Blow-up

Blow-up, 1966, di Michelangelo Antonioni, con David Hemmings e Vanessa Redgrave.

Ho pensato molte volte che essere miopi è anche un atteggiamento mentale, addirittura un approccio epistemico. Mi sono chiesto anche se venga prima la miopia, come predisposizione genetica e patologia, o questo atteggiamento. Anche se so benissimo che in realtà la miopia ha in genere cause genetiche, non c’è dubbio che noi miopi abbiamo l’abitudine di guardare da vicino. Tanto più uno è miope (e Boris è davvero molto miope), tanto più ha la capacità di mettera a fuoco oggetti molto vicini e di osservare dettagli invisibili all’occhio sano. Con il tempo, questa abitudine diventa, come dicevo, un atteggiamento mentale, rivelato dall’uso corrente della frase “a uno sguardo più ravvicinato”.
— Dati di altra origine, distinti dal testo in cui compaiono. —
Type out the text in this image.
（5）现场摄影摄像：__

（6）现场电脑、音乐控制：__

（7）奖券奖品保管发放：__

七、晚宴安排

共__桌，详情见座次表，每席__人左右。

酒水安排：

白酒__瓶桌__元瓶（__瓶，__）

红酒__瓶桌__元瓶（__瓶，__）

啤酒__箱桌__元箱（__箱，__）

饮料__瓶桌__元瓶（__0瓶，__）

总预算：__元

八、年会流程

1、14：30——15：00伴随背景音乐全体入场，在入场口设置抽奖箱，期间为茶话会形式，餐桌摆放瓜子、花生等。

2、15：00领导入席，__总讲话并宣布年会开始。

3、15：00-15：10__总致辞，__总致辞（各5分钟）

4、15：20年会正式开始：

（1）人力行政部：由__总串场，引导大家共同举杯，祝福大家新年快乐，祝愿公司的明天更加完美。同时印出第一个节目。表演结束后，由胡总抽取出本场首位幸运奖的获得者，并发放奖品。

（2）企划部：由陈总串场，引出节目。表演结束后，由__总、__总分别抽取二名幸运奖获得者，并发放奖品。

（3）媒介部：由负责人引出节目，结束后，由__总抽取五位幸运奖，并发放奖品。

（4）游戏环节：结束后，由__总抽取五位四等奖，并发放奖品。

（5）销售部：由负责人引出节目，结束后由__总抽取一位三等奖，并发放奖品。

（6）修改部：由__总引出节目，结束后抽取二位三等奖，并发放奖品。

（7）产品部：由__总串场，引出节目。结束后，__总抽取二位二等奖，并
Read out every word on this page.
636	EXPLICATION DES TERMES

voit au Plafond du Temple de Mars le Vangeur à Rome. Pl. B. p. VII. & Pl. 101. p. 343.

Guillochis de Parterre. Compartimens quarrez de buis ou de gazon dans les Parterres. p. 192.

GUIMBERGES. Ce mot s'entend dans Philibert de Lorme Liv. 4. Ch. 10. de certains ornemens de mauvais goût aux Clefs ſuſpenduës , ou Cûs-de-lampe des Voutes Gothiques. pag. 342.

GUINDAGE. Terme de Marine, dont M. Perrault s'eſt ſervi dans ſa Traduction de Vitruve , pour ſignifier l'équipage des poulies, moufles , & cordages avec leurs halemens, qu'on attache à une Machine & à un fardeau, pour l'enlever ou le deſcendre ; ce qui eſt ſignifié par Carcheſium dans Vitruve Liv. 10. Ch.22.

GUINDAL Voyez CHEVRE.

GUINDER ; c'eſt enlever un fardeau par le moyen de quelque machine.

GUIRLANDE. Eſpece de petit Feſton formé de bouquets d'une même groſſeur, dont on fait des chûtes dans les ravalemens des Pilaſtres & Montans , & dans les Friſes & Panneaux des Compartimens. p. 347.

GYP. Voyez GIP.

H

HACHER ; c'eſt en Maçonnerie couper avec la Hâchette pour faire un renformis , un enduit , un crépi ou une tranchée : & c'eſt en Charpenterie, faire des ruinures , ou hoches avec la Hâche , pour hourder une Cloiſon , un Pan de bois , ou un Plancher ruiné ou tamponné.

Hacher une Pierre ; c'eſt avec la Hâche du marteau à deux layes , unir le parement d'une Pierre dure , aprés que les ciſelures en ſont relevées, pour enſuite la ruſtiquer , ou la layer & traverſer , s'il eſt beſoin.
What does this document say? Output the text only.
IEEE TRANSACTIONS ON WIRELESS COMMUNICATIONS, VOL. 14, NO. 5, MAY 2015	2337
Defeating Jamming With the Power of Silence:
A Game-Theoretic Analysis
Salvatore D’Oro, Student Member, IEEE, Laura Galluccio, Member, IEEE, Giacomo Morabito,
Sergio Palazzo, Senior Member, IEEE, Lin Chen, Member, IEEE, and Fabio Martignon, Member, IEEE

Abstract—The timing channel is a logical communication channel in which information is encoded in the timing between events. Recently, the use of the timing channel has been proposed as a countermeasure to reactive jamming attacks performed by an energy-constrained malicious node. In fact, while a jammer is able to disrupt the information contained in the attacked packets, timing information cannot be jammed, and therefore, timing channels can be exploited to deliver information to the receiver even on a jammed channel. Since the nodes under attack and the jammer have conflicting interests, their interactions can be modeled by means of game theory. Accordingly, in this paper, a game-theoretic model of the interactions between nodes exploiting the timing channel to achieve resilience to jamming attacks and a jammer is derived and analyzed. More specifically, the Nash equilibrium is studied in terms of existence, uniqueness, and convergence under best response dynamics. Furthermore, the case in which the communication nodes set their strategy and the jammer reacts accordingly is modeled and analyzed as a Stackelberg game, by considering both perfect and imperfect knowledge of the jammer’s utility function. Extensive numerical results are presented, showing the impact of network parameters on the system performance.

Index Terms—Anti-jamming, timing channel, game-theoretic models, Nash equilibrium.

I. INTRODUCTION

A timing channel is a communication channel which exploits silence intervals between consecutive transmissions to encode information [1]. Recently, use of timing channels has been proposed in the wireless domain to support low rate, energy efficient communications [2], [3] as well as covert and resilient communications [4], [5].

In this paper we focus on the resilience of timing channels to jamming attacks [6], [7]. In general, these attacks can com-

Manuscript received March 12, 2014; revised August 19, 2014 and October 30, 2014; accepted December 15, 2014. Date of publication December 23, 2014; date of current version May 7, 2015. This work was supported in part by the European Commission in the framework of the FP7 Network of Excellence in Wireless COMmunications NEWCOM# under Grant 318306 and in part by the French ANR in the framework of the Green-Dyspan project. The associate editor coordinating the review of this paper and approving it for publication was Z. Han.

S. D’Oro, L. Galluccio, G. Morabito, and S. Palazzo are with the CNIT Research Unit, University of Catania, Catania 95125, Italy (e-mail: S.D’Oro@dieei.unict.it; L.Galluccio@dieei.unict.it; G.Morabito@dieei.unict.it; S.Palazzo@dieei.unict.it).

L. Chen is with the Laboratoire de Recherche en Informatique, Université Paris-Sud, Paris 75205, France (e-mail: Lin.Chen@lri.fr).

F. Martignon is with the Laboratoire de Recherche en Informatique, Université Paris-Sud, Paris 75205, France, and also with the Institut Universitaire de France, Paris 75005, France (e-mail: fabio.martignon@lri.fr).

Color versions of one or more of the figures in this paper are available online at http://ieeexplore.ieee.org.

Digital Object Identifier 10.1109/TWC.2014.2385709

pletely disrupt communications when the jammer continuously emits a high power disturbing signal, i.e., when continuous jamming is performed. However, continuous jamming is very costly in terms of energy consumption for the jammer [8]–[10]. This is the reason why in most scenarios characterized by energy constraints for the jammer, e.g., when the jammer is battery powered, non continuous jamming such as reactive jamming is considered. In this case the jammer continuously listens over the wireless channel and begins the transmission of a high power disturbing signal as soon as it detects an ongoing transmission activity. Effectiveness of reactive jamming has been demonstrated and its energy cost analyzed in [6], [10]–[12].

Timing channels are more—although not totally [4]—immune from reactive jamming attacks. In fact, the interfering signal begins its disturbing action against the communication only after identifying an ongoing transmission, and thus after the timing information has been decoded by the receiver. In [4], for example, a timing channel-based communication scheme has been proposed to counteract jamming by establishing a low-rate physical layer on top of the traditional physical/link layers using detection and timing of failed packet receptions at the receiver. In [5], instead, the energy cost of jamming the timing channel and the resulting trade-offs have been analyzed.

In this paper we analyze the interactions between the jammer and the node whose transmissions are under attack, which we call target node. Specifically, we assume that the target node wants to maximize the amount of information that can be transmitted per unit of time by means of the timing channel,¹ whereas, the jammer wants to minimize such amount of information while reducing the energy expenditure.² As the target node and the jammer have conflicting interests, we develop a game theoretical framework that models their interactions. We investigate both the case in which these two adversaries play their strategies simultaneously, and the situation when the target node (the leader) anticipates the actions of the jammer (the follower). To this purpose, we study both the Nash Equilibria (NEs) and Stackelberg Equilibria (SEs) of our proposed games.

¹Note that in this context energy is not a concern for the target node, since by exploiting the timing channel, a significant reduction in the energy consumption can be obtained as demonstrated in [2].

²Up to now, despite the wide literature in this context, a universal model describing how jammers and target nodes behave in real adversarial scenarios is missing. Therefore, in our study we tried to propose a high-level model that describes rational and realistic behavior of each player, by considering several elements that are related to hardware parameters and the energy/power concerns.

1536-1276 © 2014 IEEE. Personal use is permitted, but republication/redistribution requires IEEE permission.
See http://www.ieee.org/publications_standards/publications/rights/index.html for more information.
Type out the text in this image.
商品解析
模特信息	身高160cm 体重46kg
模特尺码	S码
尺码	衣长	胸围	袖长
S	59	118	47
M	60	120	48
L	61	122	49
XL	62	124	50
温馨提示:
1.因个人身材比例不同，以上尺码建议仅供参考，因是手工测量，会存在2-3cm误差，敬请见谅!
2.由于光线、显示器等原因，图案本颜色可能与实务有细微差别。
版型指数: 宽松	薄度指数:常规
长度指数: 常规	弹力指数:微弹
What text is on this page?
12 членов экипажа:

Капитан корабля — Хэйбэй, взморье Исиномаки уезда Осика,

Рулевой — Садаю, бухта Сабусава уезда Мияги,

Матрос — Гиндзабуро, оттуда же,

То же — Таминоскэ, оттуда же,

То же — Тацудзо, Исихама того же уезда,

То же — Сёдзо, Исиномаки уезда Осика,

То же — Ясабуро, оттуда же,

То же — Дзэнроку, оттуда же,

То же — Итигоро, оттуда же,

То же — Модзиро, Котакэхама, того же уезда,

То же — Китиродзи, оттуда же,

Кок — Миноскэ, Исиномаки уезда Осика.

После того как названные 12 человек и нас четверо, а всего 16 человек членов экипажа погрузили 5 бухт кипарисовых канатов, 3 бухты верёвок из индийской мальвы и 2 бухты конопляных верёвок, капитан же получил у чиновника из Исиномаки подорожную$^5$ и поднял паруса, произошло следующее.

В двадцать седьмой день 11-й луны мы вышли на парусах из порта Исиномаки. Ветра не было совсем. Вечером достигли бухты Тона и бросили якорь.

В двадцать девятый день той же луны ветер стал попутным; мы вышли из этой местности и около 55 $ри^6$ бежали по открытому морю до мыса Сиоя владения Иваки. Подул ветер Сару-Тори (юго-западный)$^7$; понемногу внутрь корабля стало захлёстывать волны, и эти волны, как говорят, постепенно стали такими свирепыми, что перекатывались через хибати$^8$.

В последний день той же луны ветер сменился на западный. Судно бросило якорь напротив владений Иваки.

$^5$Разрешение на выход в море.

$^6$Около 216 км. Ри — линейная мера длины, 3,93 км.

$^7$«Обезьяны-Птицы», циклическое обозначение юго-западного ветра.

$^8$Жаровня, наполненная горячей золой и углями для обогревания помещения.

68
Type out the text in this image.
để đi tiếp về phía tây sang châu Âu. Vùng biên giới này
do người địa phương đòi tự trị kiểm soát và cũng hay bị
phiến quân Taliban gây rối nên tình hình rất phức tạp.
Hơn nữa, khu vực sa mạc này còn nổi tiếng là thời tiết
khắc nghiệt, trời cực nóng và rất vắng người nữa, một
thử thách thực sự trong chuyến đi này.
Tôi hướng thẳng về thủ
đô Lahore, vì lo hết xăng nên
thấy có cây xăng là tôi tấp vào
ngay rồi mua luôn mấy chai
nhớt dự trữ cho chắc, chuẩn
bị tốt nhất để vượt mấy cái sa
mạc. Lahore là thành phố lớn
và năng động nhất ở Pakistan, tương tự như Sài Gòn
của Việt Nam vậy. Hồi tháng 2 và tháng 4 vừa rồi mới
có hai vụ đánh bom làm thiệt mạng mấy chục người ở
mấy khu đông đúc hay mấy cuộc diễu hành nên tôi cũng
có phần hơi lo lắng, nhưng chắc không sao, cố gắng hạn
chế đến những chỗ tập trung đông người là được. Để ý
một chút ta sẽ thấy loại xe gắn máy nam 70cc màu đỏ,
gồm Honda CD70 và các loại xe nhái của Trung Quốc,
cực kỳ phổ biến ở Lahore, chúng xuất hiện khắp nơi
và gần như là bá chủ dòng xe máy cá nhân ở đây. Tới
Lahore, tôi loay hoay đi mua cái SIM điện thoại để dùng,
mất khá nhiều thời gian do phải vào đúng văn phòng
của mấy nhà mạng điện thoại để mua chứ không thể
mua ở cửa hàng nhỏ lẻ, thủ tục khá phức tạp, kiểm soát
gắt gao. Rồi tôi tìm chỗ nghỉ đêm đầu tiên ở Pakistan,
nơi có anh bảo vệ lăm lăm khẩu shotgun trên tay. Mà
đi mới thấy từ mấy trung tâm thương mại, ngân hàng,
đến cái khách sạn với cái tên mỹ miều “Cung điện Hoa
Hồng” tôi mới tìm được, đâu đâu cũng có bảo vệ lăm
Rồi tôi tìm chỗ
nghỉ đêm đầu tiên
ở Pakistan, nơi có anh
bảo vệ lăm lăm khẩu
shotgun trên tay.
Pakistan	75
La tecnica del blow-up – che consiste nel sottoporre un’immagine a ingrandimenti successivi – è l’equivalente fotografico dell’avvicinare lo sguardo.

A entrambi corrisponde, come dicevo, un approccio epistemico, quello della fiducia nella capacità esplicativa del procedimento analitico. Senza spingermi ad azzardare elaborazioni sulla correlazione tra IQ e miopia (cœteris paribus, si riscontrerebbe una differenza di 7-8 punti in più nei soggetti miopi), nella mia esperienza personale c’è un evidente rapporto tra miopia e attenzione ai dettagli. Semplicemente, quando non sono corretto, non ho alternative: il quadro d’insieme mi sfugge, non posso che concentrami sui dettagli.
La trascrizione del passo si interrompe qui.